You have been advised. Now go do something about it. And forward this to every network administrator you know. The network (and ego) you save may be theirs. :)

  • English speaker

    Remediate? REMEDIATE?? The word is ‘remedy’. Don’t invent your own.

  • http://www.matthartley.com Matt Hartley

    English speaker: Actually, Greg is spot on.

    Remediate: Noun. “The act or process of correcting a fault or deficiency.”

    and

    “set straight or right”; “remedy these deficiencies”; “rectify the inequities in salaries”; “repair an oversight”

    http://www.thefreedictionary.com/remediate

  • http://www.linuxslacker.com John H

    Greg, you’re exactly right. I applaud you for taking the time to explain the why’s and wherefore’s of proper network topology setup. As an addendum, one more reason why setting the proper speed/duplex of your network environment is to ensure that other devices that manage servers as target devices, i.e. KVM and Serial over IP appliances, will require specific network parameters to be able to function as intended. I work for a company that manufactures these appliances and am now the technical trainer for this corporation (Avocent). One of the main reasons why our appliances (and so many other devices that talk on the network) provide “unexpected results” is directly related to the laziness of the network administrators/engineers inept understanding of this seemingly simple (yet definitely often overlooked) concept. Thanks again for the article.

    Regards,
    John

  • zookster

    Thanks for the information. This is news to me, and I’ve been working in I.T. for over 15 years, mostly in small businesses.

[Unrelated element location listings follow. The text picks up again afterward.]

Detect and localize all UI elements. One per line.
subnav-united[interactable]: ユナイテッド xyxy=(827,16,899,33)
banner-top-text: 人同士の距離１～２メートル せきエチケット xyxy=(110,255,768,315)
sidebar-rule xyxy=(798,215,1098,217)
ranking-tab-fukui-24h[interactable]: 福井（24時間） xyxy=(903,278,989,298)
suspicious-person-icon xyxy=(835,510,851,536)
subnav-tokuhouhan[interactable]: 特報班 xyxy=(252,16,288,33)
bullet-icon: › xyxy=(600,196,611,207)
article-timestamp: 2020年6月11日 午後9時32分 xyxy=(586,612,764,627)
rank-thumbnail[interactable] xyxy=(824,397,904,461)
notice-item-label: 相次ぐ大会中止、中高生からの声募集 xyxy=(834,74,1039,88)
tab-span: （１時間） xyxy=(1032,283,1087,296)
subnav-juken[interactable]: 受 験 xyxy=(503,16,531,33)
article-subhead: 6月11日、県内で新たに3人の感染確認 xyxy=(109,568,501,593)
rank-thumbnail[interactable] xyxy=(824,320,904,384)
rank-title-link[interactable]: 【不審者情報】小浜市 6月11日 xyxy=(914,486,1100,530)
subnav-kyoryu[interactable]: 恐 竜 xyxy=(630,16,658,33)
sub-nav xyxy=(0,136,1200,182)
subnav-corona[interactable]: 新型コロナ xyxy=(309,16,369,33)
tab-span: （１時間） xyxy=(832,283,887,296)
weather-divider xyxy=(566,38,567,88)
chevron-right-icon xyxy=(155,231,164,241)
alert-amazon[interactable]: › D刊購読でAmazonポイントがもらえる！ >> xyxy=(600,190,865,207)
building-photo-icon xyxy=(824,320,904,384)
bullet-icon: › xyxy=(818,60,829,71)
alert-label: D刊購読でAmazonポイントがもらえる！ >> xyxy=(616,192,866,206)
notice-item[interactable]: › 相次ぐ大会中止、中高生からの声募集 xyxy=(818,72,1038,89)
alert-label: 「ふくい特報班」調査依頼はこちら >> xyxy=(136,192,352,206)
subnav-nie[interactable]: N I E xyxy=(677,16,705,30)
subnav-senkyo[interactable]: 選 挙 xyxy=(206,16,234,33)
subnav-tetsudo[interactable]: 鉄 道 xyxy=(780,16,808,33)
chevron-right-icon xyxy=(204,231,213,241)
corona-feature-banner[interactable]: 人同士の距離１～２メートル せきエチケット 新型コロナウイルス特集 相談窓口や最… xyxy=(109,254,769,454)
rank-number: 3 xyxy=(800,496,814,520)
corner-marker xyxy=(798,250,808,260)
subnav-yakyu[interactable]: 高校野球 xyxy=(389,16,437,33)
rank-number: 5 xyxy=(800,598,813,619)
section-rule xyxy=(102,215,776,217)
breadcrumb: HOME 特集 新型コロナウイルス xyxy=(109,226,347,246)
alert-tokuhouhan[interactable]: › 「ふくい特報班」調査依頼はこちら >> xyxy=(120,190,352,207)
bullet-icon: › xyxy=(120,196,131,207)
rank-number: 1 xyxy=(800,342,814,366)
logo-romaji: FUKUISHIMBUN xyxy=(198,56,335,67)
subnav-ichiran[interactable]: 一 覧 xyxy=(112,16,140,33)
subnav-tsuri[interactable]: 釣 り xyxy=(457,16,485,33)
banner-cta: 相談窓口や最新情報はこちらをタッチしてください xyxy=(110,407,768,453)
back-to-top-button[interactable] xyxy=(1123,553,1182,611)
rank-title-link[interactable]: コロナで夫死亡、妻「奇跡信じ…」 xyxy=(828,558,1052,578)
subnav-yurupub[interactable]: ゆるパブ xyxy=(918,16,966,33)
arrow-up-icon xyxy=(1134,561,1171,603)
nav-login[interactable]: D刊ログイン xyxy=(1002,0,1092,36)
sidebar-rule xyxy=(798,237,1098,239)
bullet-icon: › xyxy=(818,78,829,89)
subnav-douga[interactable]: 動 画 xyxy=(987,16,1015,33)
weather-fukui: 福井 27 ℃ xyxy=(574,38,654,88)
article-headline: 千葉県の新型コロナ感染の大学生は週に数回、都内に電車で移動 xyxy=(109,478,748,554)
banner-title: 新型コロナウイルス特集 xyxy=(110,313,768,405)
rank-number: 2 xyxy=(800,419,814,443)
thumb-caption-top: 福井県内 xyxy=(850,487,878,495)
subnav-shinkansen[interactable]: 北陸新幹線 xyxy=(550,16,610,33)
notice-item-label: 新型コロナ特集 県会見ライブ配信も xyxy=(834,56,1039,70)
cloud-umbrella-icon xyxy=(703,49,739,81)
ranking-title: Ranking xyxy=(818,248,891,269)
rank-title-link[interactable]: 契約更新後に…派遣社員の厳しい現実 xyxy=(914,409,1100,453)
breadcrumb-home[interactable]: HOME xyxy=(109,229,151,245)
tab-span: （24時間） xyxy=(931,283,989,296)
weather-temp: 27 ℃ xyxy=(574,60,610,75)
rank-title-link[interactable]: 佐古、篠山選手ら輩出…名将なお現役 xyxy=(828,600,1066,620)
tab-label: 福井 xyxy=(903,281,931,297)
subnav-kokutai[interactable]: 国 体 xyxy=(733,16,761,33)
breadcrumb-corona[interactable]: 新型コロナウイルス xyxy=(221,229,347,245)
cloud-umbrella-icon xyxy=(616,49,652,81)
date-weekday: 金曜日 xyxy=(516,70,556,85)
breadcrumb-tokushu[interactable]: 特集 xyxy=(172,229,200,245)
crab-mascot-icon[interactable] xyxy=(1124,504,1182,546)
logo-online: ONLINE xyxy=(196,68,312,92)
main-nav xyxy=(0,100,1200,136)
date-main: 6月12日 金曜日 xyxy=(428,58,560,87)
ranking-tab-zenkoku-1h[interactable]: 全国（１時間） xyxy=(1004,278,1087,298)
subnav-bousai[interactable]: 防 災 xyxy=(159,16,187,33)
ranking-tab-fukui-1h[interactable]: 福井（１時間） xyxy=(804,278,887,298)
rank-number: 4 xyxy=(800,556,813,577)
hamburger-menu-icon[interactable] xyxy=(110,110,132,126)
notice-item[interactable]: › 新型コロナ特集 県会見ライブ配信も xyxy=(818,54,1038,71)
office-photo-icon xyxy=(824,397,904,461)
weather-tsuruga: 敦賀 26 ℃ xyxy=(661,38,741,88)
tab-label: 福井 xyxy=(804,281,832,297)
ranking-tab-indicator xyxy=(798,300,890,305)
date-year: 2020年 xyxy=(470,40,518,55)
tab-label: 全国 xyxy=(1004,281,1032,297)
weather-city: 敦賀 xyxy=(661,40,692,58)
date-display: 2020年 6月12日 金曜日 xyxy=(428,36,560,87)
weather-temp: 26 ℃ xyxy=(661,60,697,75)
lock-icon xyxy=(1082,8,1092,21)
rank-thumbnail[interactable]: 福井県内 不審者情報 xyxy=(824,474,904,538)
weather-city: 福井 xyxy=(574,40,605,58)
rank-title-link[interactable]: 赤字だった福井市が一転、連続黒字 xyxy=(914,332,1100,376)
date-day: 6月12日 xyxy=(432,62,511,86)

    If some switches are un-managed and cannot have their speed and duplex set manually, does that negate the value of setting those values on the servers and desktops?

    Is there a way to set the speed and duplex on Windows XP desktops using a script or GPO?

  • mike

    Ok,
    tell me exactly how to do it and I will. My network consists of 2 wired 10/100 and 2 unwired 54. Now exactly how do I do what you told me to do
    the hub is a billion adsl wireless/wired router ?

  • zenium tech

    You’re absolutely correct that every network admin should do this simple action. I once worked for a ‘technical’ guru that first insisted on getting cheap (and I mean CHEAP) non-managed switched that caused nothing but auto-negotiate trouble – no need for those ‘fancy’ settings.

    And at the one client that had a managed Cisco switch he insisted nothing was wrong with the network and it was a Microsoft problem when we were experiencing high packet loss. I did not buy the argument and continued to look for a network problem. Once I found the suggestion to manual set the speed and mode on the server and the switch the problems went away.

    And even the people that should know better don’t follow this simple advice. Several months ago read a story about a VoIP trial at Argonne labs. The network manager had unexplained problems and complained about the vendor. Turns out the vendor DID mentioned manually setting the NIC speed and parameters, the network manager just ignored the advice.

    So yes, it is possible to be a rich person by just repeating this advice to all the ‘experienced’ network managers.

  • Craig

    The only problem with the above advice is that auto negotiation is mandated for gigabit connections.